Another material that has a chemical background is paper. Sure, you may not think of it much since paper is just made from trees, but a lot of chemical processes actually go into making the material itself. The paper itself is made of cellulose, which itself is essentially wood pulp in trees (and they’re full of it). This cellulose has a formula of C6H10O5, which makes it an organic compound as it’s essentially just carbons and hydrogens. The cellulose itself has to be broken down as it has lignin surrounding it, which can be removed by having it dissolved in water. The chemical processes we have come up with in the past few hundred years actually make this happen, and they also help control any microbe activity (such as slime or biofilms that could form if left unchecked, potentially forming breaks, holes and spots in our paper sheets). The chemicals we have also produced give the properties of the paper itself, such as what dye could be used to colour the paper, or what coating would be used. Without these innovations, we may still be using cloth or silk sheets such the same way China did 2,000 years ago or possibly even stone. I can’t imagine stone being comfortable to write on at all.

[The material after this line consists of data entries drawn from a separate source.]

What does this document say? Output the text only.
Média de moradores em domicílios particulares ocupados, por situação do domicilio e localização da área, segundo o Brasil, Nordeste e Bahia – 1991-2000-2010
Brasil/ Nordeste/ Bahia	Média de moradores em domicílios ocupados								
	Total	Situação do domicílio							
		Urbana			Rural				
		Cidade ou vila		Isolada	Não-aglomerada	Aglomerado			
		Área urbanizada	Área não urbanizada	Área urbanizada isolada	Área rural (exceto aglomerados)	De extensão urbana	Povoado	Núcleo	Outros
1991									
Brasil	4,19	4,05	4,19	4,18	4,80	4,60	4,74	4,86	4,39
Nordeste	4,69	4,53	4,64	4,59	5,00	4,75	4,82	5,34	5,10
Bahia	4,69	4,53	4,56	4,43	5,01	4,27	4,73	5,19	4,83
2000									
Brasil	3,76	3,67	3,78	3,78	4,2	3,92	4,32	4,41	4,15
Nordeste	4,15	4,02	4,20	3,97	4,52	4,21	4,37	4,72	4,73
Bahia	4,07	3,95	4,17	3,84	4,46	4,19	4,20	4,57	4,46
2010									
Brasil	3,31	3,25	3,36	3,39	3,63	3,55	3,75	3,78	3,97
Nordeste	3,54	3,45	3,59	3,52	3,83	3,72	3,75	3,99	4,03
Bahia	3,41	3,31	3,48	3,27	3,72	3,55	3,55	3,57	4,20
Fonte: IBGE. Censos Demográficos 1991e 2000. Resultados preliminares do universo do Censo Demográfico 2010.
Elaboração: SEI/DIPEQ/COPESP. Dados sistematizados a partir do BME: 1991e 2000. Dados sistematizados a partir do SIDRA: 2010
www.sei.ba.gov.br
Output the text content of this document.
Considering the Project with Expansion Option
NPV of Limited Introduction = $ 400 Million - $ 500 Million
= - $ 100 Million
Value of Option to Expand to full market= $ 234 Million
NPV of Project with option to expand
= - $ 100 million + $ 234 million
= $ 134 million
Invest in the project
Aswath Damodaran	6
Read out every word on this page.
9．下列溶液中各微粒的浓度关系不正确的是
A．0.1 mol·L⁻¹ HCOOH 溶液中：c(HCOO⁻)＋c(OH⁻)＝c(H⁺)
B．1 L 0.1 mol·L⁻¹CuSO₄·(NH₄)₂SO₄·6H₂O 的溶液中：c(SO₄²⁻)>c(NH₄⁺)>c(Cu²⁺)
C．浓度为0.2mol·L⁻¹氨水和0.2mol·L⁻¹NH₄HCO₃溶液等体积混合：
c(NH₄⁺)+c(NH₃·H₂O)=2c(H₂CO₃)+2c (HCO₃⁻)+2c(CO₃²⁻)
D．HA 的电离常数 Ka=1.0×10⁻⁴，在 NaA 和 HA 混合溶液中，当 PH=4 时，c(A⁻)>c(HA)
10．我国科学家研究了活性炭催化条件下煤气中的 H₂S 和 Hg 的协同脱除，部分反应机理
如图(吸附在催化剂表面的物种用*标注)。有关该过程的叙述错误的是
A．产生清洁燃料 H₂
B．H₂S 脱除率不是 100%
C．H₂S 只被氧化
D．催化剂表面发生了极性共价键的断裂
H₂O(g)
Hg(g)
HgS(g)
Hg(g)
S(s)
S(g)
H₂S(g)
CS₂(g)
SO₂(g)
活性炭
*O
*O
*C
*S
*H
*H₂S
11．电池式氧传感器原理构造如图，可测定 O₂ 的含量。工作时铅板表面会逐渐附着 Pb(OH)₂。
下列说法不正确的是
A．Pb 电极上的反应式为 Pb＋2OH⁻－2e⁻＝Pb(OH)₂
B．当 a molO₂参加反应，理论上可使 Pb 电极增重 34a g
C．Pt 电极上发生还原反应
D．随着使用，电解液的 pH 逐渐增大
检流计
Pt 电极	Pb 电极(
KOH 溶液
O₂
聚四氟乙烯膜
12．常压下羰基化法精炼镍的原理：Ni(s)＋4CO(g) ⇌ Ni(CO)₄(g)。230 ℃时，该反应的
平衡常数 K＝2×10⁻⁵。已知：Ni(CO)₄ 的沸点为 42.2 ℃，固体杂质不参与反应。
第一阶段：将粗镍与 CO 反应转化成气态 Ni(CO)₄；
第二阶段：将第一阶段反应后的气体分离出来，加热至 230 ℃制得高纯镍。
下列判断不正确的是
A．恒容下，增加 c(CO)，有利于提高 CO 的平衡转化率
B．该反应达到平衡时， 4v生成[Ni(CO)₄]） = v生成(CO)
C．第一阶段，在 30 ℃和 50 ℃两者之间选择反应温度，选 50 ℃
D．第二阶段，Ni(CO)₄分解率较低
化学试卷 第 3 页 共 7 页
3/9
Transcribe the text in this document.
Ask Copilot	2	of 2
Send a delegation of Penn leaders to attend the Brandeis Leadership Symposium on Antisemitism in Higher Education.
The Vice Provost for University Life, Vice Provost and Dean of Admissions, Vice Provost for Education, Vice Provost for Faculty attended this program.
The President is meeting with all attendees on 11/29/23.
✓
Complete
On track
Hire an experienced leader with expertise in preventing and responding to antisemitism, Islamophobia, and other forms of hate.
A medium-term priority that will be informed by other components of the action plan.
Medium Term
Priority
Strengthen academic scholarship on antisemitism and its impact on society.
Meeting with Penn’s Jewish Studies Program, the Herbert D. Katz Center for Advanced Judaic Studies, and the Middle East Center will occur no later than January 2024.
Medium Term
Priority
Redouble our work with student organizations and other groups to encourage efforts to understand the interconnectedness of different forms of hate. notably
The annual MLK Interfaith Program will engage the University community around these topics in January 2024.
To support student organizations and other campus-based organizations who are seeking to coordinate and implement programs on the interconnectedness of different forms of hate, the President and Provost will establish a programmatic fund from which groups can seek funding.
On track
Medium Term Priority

These materials are examples of the different things we take for granted, especially if we don’t have a love for chemistry. I doubt that, before reading this piece, you considered how the materials we use in daily life are so involved with chemistry. But, there’s nothing wrong with that - you know the chemistry behind some everyday things now. This goes to show that chemistry isn’t just the end goal for being a doctor, it is involved in so much more. It is involved in our daily lives after all, and maybe you can appreciate the science a little more now.